XHMBM-FM
- Guadalajara, Jalisco; Mexico;
- Frequency: 105.1 FM
- Branding: Millenium Bella Música

Programming
- Format: Classical music

Ownership
- Owner: Mi Gran Esperanza, A.C.

History
- First air date: 1999
- Former call signs: XHMGE-FM
- Call sign meaning: Millenium Bella Música

Technical information
- Licensing authority: CRT
- Class: B
- ERP: 45 kW
- HAAT: 59.7 meters (196 ft)
- Transmitter coordinates: 20°39′4.98″N 103°23′49.61″W﻿ / ﻿20.6513833°N 103.3971139°W

Links
- Webcast: Listen live
- Website: milenio.fm

= XHMBM-FM =

Radio station in Guadalajara, Jalisco, Mexico

XHMBM-FM is a radio station in Guadalajara, Jalisco, Mexico.
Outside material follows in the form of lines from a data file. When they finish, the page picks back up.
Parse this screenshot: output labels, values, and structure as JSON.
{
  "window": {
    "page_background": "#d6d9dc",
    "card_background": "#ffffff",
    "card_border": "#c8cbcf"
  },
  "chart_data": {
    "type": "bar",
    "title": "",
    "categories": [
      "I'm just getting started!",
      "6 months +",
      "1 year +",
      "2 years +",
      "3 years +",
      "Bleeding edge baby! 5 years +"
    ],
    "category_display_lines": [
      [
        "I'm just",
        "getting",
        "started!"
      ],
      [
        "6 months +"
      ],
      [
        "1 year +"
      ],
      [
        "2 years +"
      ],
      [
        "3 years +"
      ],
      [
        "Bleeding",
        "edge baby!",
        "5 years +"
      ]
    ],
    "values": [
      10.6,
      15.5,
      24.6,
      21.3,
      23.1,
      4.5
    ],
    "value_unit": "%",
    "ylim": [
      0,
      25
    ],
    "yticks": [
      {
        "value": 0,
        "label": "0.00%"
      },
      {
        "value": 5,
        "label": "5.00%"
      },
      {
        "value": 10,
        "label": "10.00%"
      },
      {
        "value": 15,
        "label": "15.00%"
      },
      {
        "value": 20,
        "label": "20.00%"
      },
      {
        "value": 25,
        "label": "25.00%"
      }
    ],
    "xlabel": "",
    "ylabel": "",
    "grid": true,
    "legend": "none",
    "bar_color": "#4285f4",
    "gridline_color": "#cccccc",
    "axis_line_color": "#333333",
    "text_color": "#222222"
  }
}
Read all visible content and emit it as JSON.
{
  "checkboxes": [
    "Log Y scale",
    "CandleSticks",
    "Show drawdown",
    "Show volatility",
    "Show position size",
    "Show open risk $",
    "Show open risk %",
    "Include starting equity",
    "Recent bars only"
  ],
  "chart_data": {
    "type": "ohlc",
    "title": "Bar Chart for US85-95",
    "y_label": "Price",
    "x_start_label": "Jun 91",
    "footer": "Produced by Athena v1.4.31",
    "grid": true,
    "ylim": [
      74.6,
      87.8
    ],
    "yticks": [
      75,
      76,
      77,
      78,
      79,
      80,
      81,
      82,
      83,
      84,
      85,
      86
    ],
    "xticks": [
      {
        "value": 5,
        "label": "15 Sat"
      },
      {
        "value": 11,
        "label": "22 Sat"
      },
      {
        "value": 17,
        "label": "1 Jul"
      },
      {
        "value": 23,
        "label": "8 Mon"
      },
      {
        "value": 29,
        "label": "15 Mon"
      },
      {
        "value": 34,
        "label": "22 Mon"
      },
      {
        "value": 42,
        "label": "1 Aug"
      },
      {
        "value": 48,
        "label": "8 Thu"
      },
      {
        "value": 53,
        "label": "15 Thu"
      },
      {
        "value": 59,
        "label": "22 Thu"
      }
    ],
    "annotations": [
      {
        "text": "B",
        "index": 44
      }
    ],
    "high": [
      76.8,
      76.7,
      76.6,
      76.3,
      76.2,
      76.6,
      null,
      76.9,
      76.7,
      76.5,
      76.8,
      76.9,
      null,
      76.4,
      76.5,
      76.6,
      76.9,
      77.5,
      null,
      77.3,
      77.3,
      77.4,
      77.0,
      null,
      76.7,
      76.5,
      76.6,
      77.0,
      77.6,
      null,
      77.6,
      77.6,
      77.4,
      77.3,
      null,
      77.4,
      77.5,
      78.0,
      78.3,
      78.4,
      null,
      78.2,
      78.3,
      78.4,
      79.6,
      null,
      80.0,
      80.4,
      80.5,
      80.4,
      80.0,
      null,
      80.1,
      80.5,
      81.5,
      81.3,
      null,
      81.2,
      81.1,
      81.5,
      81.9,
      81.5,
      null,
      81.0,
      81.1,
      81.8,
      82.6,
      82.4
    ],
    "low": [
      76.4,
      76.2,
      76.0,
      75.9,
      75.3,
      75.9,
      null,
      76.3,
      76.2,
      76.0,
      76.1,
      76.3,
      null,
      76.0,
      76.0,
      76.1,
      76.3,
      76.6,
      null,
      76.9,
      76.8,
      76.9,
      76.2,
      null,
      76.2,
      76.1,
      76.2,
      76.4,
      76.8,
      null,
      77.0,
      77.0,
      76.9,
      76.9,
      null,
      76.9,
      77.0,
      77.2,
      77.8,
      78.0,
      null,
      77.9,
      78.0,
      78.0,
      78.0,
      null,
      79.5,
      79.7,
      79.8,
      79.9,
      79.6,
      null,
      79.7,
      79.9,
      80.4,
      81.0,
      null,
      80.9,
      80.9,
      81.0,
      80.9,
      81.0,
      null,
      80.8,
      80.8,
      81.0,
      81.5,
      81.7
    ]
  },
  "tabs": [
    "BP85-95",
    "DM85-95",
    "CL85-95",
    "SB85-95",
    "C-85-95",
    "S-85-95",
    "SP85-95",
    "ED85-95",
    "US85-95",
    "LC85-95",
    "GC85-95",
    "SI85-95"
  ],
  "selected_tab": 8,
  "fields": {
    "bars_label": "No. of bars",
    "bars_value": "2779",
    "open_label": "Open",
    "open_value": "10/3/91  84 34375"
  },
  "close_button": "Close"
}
It broadcasts on 105.1 FM and is known as Millenium Bella Música, carrying a classical music format. XHMBM is owned by Mi Gran Esperanza, A.C. ("My Great Hope"), a civil association devoted to serving children with cancer, and operated by Promomedios from its studios and transmission facility in the Verde Valle neighborhood of Guadalajara.

==History==
The station received its permit in 1999.

XHMBM carries classical music and also transmits appeals for donations to Mi Gran Esperanza.

In 2018, XHMBM was approved for a major power increase to 45 kW.